Llevaba un chubasquero amarillo con capucha y tenía los hombros encorvados para protegerse del frío. La gente se amontonaba alrededor de los lados del aparcamiento tras barricadas pintadas de colores brillantes.
«… Continuamos con el drama ocurrido en el Laboratorio de Lenguaje de Grandes Primates de la Universidad de Kansas. Se le recuerda al público que aunque estos monos tienen fama de ser pacíficos, siguen siendo animales salvajes mucho más fuertes que los humanos adultos y son capaces de causar heridas de gravedad e incluso de desmembrar…».
Isabel abrió los ojos de par en par.
La cámara recorrió la copa del árbol, donde los bonobos permanecían sentados, abatidos y empapados, apiñados alrededor del tronco, buscando protección contra el viento.

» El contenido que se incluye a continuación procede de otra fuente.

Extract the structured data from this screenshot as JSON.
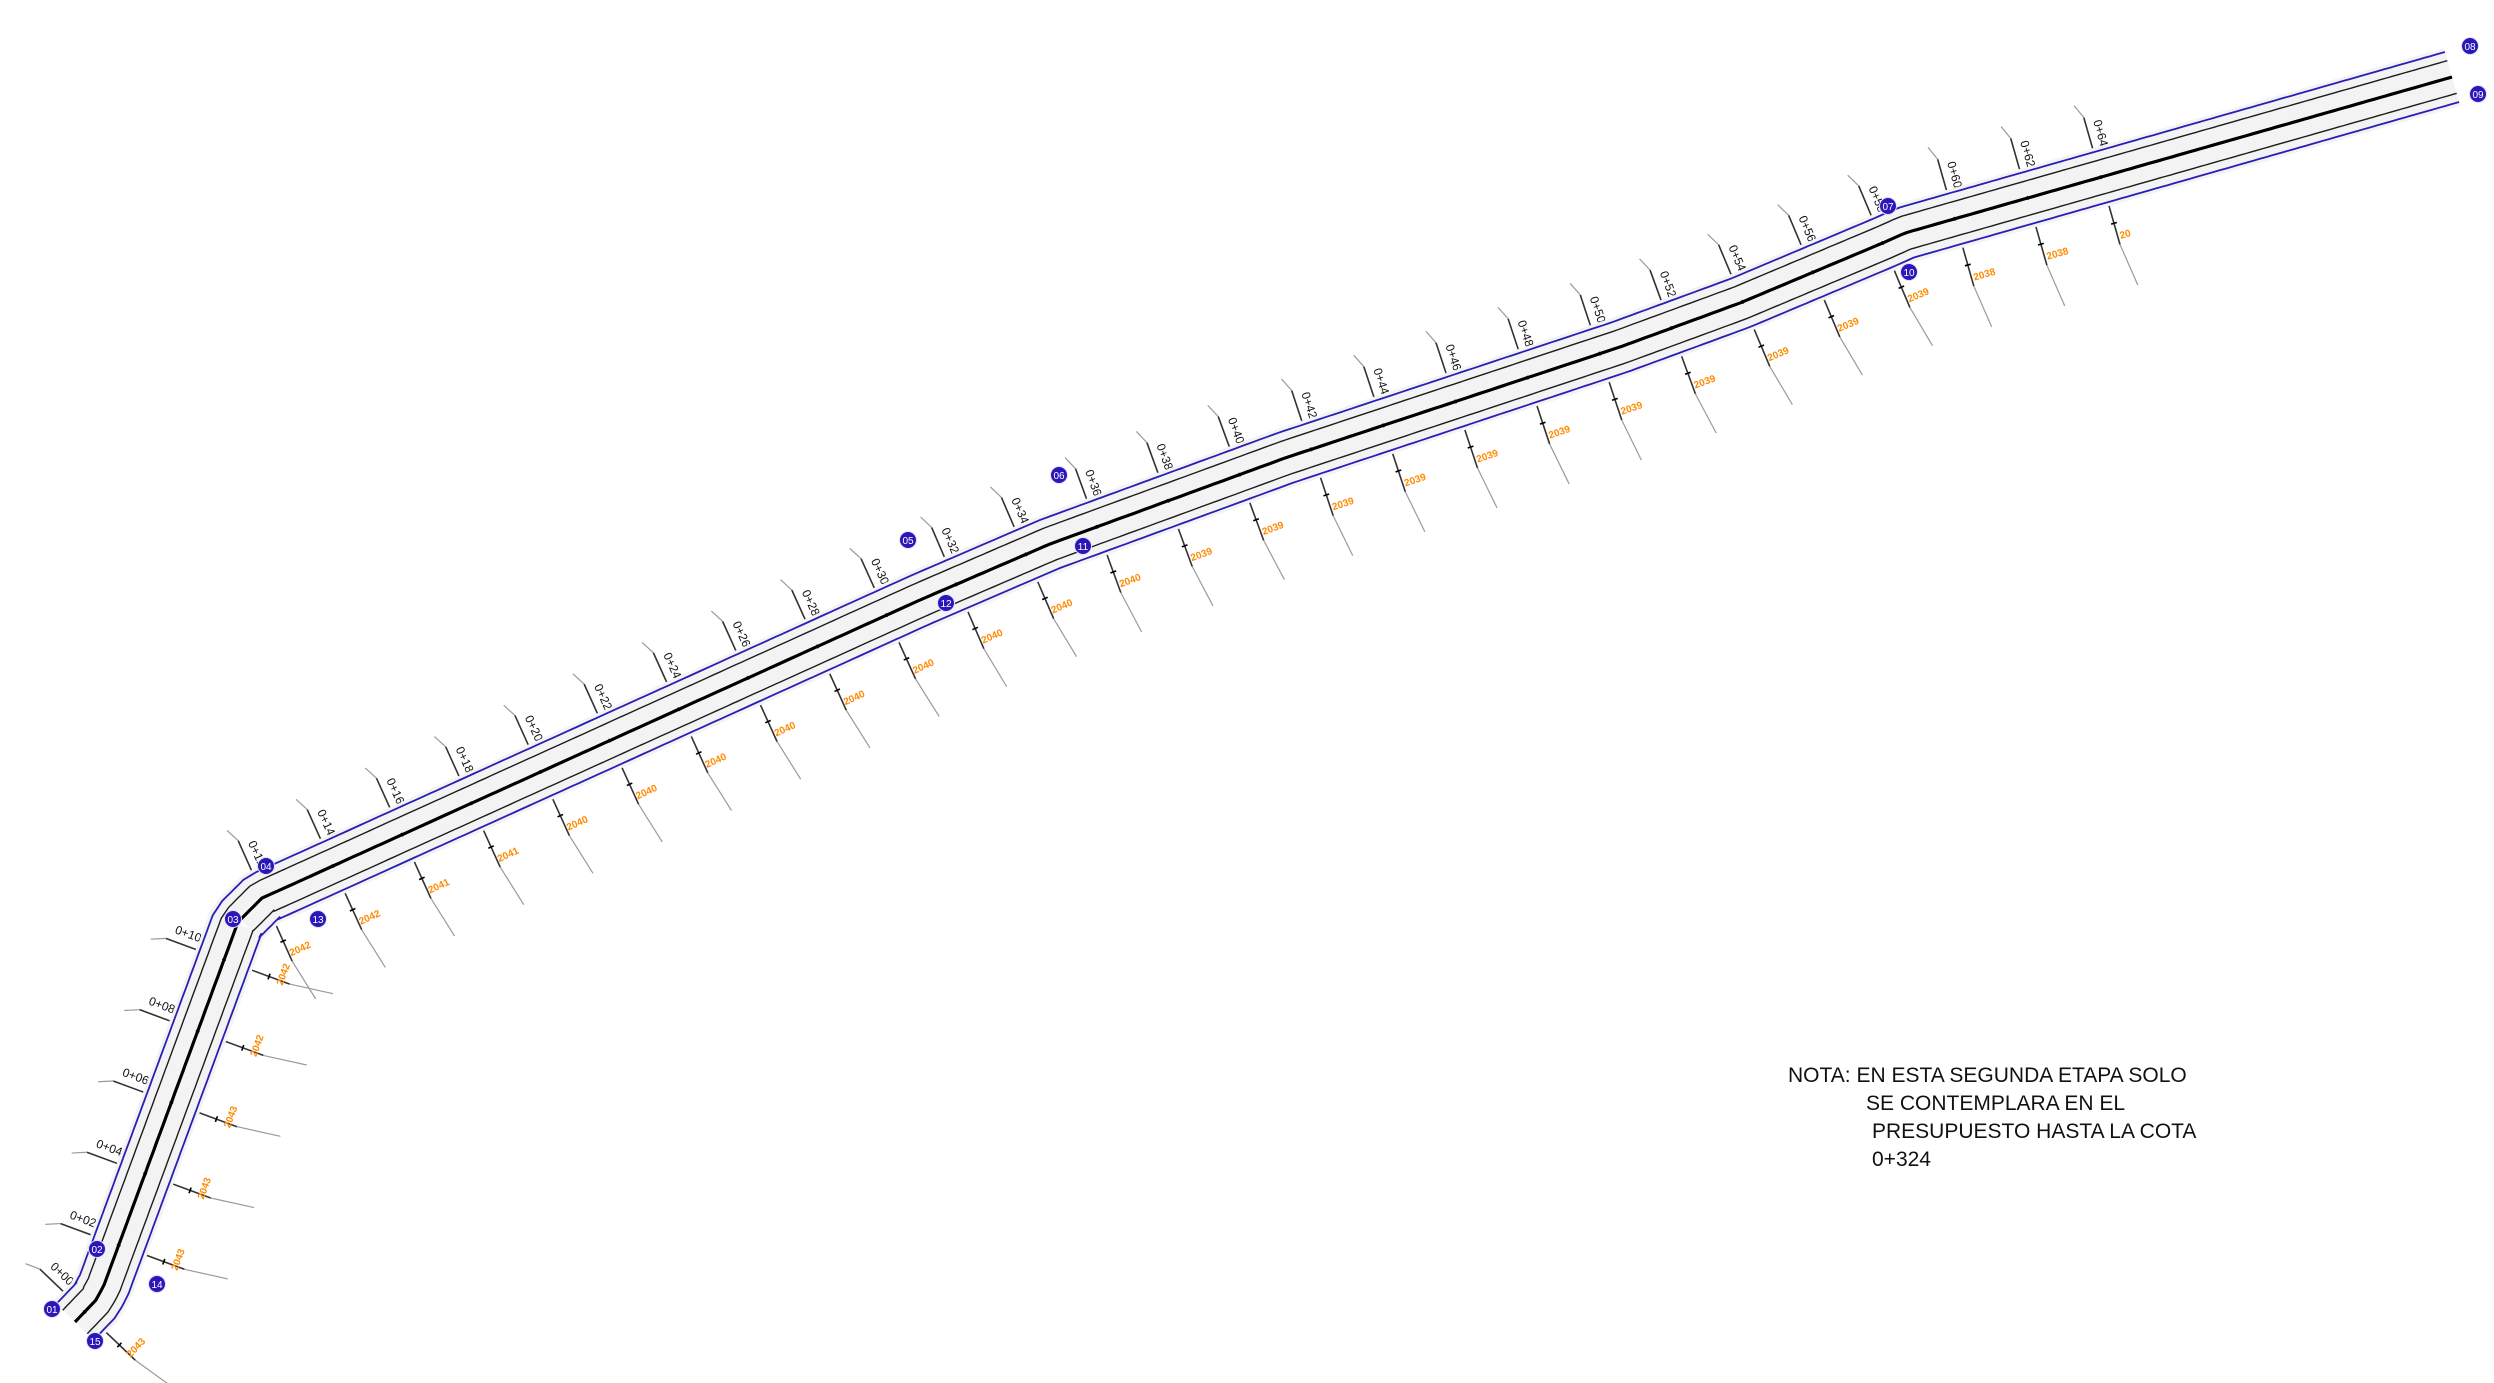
{
  "drawing": {
    "colors": {
      "centerline": "#000000",
      "road_edge": "#1c1c1c",
      "property_line": "#2a1fb5",
      "section": "#333333",
      "section_tail": "#9a9a9a",
      "elevation": "#ff8a00",
      "point_fill": "#2b16b8",
      "point_text": "#ffffff",
      "station_text": "#111111"
    },
    "stations": [
      "0+000",
      "0+020",
      "0+040",
      "0+060",
      "0+080",
      "0+100",
      "0+120",
      "0+140",
      "0+160",
      "0+180",
      "0+200",
      "0+220",
      "0+240",
      "0+260",
      "0+280",
      "0+300",
      "0+320",
      "0+340",
      "0+360",
      "0+380",
      "0+400",
      "0+420",
      "0+440",
      "0+460",
      "0+480",
      "0+500",
      "0+520",
      "0+540",
      "0+560",
      "0+580",
      "0+600",
      "0+620",
      "0+640"
    ],
    "elevations": [
      "2043",
      "2043",
      "2043",
      "2043",
      "2042",
      "2042",
      "2042",
      "2042",
      "2041",
      "2041",
      "2040",
      "2040",
      "2040",
      "2040",
      "2040",
      "2040",
      "2040",
      "2040",
      "2040",
      "2039",
      "2039",
      "2039",
      "2039",
      "2039",
      "2039",
      "2039",
      "2039",
      "2039",
      "2039",
      "2039",
      "2038",
      "2038",
      "20"
    ],
    "points": [
      "01",
      "02",
      "03",
      "04",
      "05",
      "06",
      "07",
      "08",
      "09",
      "10",
      "11",
      "12",
      "13",
      "14",
      "15"
    ]
  },
  "note": {
    "line1": "NOTA: EN ESTA SEGUNDA ETAPA SOLO",
    "line2": "SE CONTEMPLARA EN EL",
    "line3": "PRESUPUESTO HASTA LA COTA",
    "line4": "0+324"
  }
}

«Muchos grupos se han reunido con el fin de salvar a los animales en peligro, que llevan subidos a la copa de un árbol desde que una explosión destruyó el edificio que los albergaba e hirió de gravedad a una de las científicas. Menos de veinticuatro horas después, alguien entró en la casa del decano de la universidad y la destrozó. El grupo extremista defensor de los derechos de los animales Liga de Liberación de la Tierra se ha atribuido la autoría de los ataques por medio de un vídeo que han colgado en Internet, aunque las autoridades aún tienen que… ¡Dios mío!».

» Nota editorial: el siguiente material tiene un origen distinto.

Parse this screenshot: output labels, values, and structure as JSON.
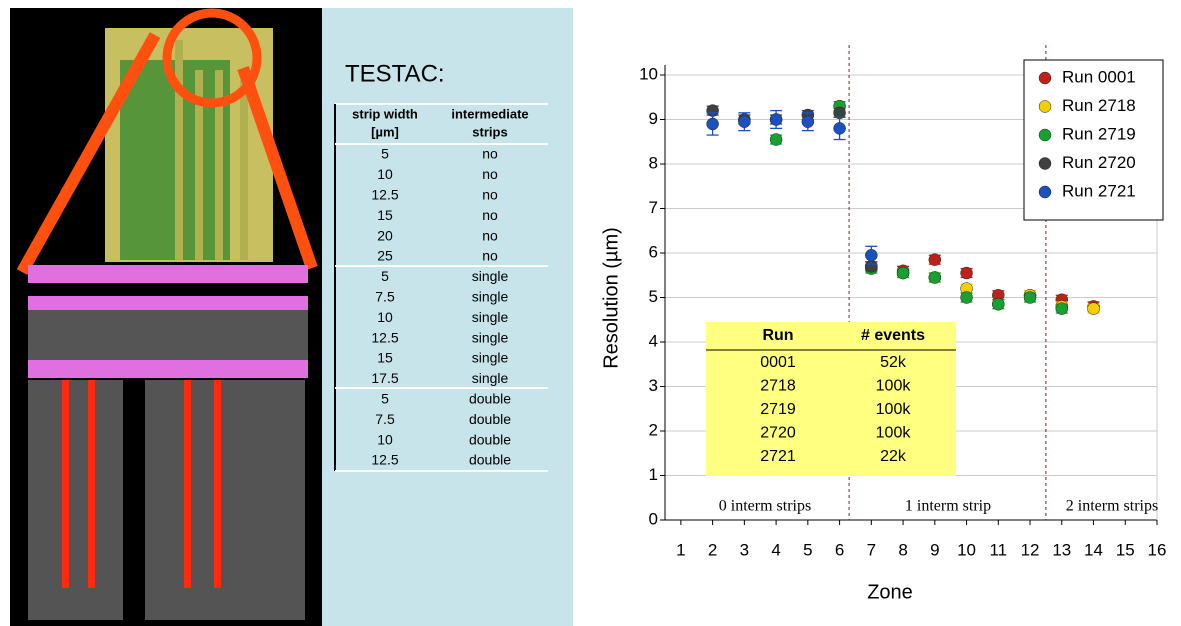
{
  "testac": {
    "title": "TESTAC:",
    "header": [
      [
        "strip width",
        "intermediate"
      ],
      [
        "[µm]",
        "strips"
      ]
    ],
    "rows": [
      [
        "5",
        "no"
      ],
      [
        "10",
        "no"
      ],
      [
        "12.5",
        "no"
      ],
      [
        "15",
        "no"
      ],
      [
        "20",
        "no"
      ],
      [
        "25",
        "no"
      ],
      [
        "5",
        "single"
      ],
      [
        "7.5",
        "single"
      ],
      [
        "10",
        "single"
      ],
      [
        "12.5",
        "single"
      ],
      [
        "15",
        "single"
      ],
      [
        "17.5",
        "single"
      ],
      [
        "5",
        "double"
      ],
      [
        "7.5",
        "double"
      ],
      [
        "10",
        "double"
      ],
      [
        "12.5",
        "double"
      ]
    ]
  },
  "events_table": {
    "header": [
      "Run",
      "# events"
    ],
    "rows": [
      [
        "0001",
        "52k"
      ],
      [
        "2718",
        "100k"
      ],
      [
        "2719",
        "100k"
      ],
      [
        "2720",
        "100k"
      ],
      [
        "2721",
        "22k"
      ]
    ]
  },
  "chart_data": {
    "type": "scatter",
    "x_label": "Zone",
    "y_label": "Resolution (µm)",
    "x": [
      2,
      3,
      4,
      5,
      6,
      7,
      8,
      9,
      10,
      11,
      12,
      13,
      14
    ],
    "series": [
      {
        "name": "Run 0001",
        "color": "#c0201a",
        "values": [
          null,
          null,
          null,
          null,
          null,
          5.7,
          5.6,
          5.85,
          5.55,
          5.05,
          5.05,
          4.95,
          4.8
        ],
        "errors": [
          null,
          null,
          null,
          null,
          null,
          0.1,
          0.1,
          0.1,
          0.1,
          0.1,
          0.1,
          0.1,
          0.1
        ]
      },
      {
        "name": "Run 2718",
        "color": "#f0d000",
        "values": [
          null,
          null,
          null,
          null,
          null,
          5.7,
          5.55,
          5.45,
          5.2,
          4.85,
          5.05,
          4.8,
          4.75
        ],
        "errors": [
          null,
          null,
          null,
          null,
          null,
          0.1,
          0.1,
          0.1,
          0.1,
          0.1,
          0.1,
          0.1,
          0.1
        ]
      },
      {
        "name": "Run 2719",
        "color": "#18a030",
        "values": [
          null,
          null,
          8.55,
          null,
          9.3,
          5.65,
          5.55,
          5.45,
          5.0,
          4.85,
          5.0,
          4.75,
          null
        ],
        "errors": [
          null,
          null,
          0.1,
          null,
          0.1,
          0.1,
          0.1,
          0.1,
          0.1,
          0.1,
          0.1,
          0.1,
          null
        ]
      },
      {
        "name": "Run 2720",
        "color": "#404040",
        "values": [
          9.2,
          9.0,
          9.0,
          9.1,
          9.15,
          5.7,
          null,
          null,
          null,
          null,
          null,
          null,
          null
        ],
        "errors": [
          0.1,
          0.1,
          0.1,
          0.1,
          0.1,
          0.1,
          null,
          null,
          null,
          null,
          null,
          null,
          null
        ]
      },
      {
        "name": "Run 2721",
        "color": "#1a50c0",
        "values": [
          8.9,
          8.95,
          9.0,
          8.95,
          8.8,
          5.95,
          null,
          null,
          null,
          null,
          null,
          null,
          null
        ],
        "errors": [
          0.25,
          0.2,
          0.2,
          0.2,
          0.25,
          0.2,
          null,
          null,
          null,
          null,
          null,
          null,
          null
        ]
      }
    ],
    "xlim": [
      0.5,
      16
    ],
    "ylim": [
      0,
      10
    ],
    "xticks": [
      1,
      2,
      3,
      4,
      5,
      6,
      7,
      8,
      9,
      10,
      11,
      12,
      13,
      14,
      15,
      16
    ],
    "yticks": [
      0,
      1,
      2,
      3,
      4,
      5,
      6,
      7,
      8,
      9,
      10
    ],
    "grid": true,
    "legend": "upper right",
    "vlines": [
      6.3,
      12.5
    ],
    "annotations": [
      "0 interm strips",
      "1 interm strip",
      "2 interm strips"
    ]
  }
}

Se oyó un estallido y la cámara se giró hacia un hombre que llevaba un arma al hombro y luego hacia la copa del árbol. Al principio no sucedió nada. Luego uno de los bonobos comenzó a balancearse. Entre chillidos y lamentos, los otros le quitaron el dardo tranquilizante del muslo y lo lanzaron al suelo, pero ya era demasiado tarde. El bonobo al que habían alcanzado -¿era Sam o Mbongo?, estaba demasiado oscuro y se encontraban demasiado lejos para que Isabel lo supiera- se desplomó y se cayó del anillo de peludos brazos negros que intentaban mantenerlo erguido. Otro estallido, otro bonobo. Ese pareció romperse en dos a media caída y ambas partes se precipitaron girando y dando tumbos a través de las ramas del árbol. Una de ellas aterrizó en el centro de una lona redonda que los bomberos sujetaban por los extremos. La otra parte -Isabel se dio cuenta de que se trataba de Lola- chocó contra la estructura y rebotó en el aire. La multitud ahogó un grito y el equipo de las noticias se abalanzó hacia delante, como los bomberos, con los brazos extendidos.
Isabel dejó escapar un grito ahogado e intentó levantarse. Tropezó con el zumo que la enfermera tenía en la mano y lo derramó por encima de ambas. El termo marrón aislante se deslizó a través de un charco de condensación como si lo empujara una mano invisible, mientras el caldo se agitaba de un lado a otro.
– ¡Para, te vas a hacer daño! ¡Para! -exclamó Beulah, pero como Isabel no le hacía caso apretó el botón rojo de llamada, la sujetó por las muñecas y gritó pidiendo ayuda. Los refuerzos llegaron corriendo por el pasillo en forma de más figuras uniformadas y una jeringuilla que vaciaron dentro de la válvula de la vía intravenosa de Isabel.
«Al menos a mí no me han disparado para tirarme de un árbol», pensó Isabel cuando se dio cuenta de lo que acababa de ocurrir. Apagaron la televisión con la lluvia de bonobos y poco después Isabel se volvió a hundir en la cama, que habían bajado de nuevo, con aquella horrible desesperación neutralizada por el bendito sopor de las drogas.